中国の液晶投資が再び活発化している。04年から06年にかけて、中国では3棟の第5世代工場が立ち上がり、モニター用液晶パネルの生産を中心に行なってきた。しかし、その後投資は停滞し、中国メーカーによる液晶パネル出荷数量シェアは08年実績で3%にとどまっている。

しかし、ここにきて6世代と8世代を中心とする液晶工場プロジェクトが相次いでいる。京東方は安徽省合肥市に中国初となる第6世代工場を建設中である。南京中電熊猫もシャープから第6世代工場の設備を購入することになっている。また、LGディスプレイは広州での第8世代工場建設を計画しており、TCLも深超光電と第8世代工場の建設計画を発表した。そのほかにも龍騰光電や京東方が第8世代工場を計画しているとされる。

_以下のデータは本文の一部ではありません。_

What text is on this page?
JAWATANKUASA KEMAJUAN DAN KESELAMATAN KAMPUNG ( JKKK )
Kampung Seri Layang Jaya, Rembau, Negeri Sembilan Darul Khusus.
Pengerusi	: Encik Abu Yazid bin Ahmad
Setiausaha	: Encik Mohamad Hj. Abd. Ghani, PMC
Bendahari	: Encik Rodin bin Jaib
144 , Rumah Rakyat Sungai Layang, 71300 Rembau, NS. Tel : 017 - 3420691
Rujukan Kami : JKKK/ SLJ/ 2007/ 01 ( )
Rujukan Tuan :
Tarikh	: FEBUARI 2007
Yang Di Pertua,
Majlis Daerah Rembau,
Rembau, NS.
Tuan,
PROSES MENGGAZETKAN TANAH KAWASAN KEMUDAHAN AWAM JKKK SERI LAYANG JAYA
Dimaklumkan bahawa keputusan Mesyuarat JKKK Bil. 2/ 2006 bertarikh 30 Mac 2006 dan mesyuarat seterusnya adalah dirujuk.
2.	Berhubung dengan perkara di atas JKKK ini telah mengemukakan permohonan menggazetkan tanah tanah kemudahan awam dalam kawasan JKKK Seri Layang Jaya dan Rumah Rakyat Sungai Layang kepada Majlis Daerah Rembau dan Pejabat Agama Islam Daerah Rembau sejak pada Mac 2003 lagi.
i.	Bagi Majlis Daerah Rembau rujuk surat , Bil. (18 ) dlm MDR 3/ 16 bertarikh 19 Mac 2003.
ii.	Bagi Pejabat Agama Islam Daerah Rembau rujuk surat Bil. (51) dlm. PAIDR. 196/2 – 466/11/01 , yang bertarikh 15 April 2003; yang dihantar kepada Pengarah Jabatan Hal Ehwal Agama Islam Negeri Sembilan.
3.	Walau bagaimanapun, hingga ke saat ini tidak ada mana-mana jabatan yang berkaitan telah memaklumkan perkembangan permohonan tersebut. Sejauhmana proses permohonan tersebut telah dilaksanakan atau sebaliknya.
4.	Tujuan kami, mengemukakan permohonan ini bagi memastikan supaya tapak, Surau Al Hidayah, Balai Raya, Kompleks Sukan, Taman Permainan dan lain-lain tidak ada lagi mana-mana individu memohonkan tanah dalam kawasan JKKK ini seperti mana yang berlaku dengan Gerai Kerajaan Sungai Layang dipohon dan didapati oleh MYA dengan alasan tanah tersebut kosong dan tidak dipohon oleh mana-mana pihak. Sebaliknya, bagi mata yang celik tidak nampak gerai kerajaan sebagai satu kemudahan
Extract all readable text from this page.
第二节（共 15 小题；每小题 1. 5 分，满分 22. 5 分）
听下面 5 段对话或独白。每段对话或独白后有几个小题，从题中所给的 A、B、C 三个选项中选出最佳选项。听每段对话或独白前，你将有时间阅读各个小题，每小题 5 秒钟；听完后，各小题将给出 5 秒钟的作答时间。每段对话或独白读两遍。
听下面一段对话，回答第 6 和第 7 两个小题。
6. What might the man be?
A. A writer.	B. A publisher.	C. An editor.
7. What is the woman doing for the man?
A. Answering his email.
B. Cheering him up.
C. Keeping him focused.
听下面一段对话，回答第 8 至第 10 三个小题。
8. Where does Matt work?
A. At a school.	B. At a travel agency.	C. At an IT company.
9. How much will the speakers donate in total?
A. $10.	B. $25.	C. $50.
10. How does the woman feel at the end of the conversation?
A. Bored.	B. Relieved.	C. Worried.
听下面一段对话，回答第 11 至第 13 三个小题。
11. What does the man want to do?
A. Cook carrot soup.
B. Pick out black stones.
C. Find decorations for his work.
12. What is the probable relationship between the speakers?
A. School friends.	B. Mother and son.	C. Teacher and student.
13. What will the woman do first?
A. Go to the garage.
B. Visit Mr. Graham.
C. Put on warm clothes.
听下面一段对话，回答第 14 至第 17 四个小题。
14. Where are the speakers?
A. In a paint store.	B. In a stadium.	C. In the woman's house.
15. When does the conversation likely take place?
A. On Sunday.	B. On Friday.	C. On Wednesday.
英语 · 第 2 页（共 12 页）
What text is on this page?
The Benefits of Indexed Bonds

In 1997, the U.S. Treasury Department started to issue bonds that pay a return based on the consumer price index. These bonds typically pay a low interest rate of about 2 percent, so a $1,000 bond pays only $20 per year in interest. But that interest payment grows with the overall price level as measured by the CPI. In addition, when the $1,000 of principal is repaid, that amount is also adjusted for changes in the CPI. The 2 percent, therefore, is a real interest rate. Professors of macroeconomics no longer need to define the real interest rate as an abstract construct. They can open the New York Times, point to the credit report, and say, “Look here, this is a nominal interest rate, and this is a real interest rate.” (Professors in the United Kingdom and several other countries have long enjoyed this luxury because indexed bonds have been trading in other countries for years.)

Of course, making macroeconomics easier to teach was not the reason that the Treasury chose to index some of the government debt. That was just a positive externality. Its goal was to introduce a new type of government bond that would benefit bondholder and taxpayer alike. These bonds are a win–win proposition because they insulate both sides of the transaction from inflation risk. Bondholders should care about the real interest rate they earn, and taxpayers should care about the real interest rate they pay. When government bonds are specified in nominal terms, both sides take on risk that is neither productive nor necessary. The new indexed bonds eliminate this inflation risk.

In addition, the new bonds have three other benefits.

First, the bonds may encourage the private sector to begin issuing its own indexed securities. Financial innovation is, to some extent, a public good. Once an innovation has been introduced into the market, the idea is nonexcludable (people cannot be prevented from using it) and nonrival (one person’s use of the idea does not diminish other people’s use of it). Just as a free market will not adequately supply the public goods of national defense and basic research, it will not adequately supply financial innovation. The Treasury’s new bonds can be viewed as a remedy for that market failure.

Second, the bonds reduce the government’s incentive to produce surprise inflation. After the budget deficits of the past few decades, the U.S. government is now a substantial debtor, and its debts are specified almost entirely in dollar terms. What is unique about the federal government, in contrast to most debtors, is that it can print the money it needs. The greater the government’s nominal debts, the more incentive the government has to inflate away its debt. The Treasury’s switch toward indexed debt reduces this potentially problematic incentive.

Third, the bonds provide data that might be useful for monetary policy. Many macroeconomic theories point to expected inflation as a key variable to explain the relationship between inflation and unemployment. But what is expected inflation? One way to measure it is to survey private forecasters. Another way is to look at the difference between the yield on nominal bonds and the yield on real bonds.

中国が世界最大のテレビ市場であり、かつ09年に入ってからCRT(ブラウン管)から液晶へのシフトが急速に進み始めたことが、中国の液晶投資活発化の背景にある。08年後半の液晶パネル価格下落によって液晶テレビとCRTテレビの価格差が縮小し、CRT中心の品揃えだった中国系ブランドが液晶テレビの市場投入を大きく増やしたためである。実際、中国のテレビメーカーとして知られる創維は、テレビ出荷台数に占める液晶構成比が単月ベースで8割を超えた。

このように中国のテレビ用液晶パネル需要は急拡大しているが、現在の中国の液晶工場は第5世代であるため、テレビ用には適していない。第6世代は26インチや37インチ、第8世代工場では32インチや46インチなどのパネル供給が可能となる。

ただし、液晶は供給過剰と不足を繰り返してきた産業である。これだけ新規投資計画が持ち上がると、量産開始が見込まれている11-12年に供給過剰となる可能性がある。むやみな投資は避けるべきと考える。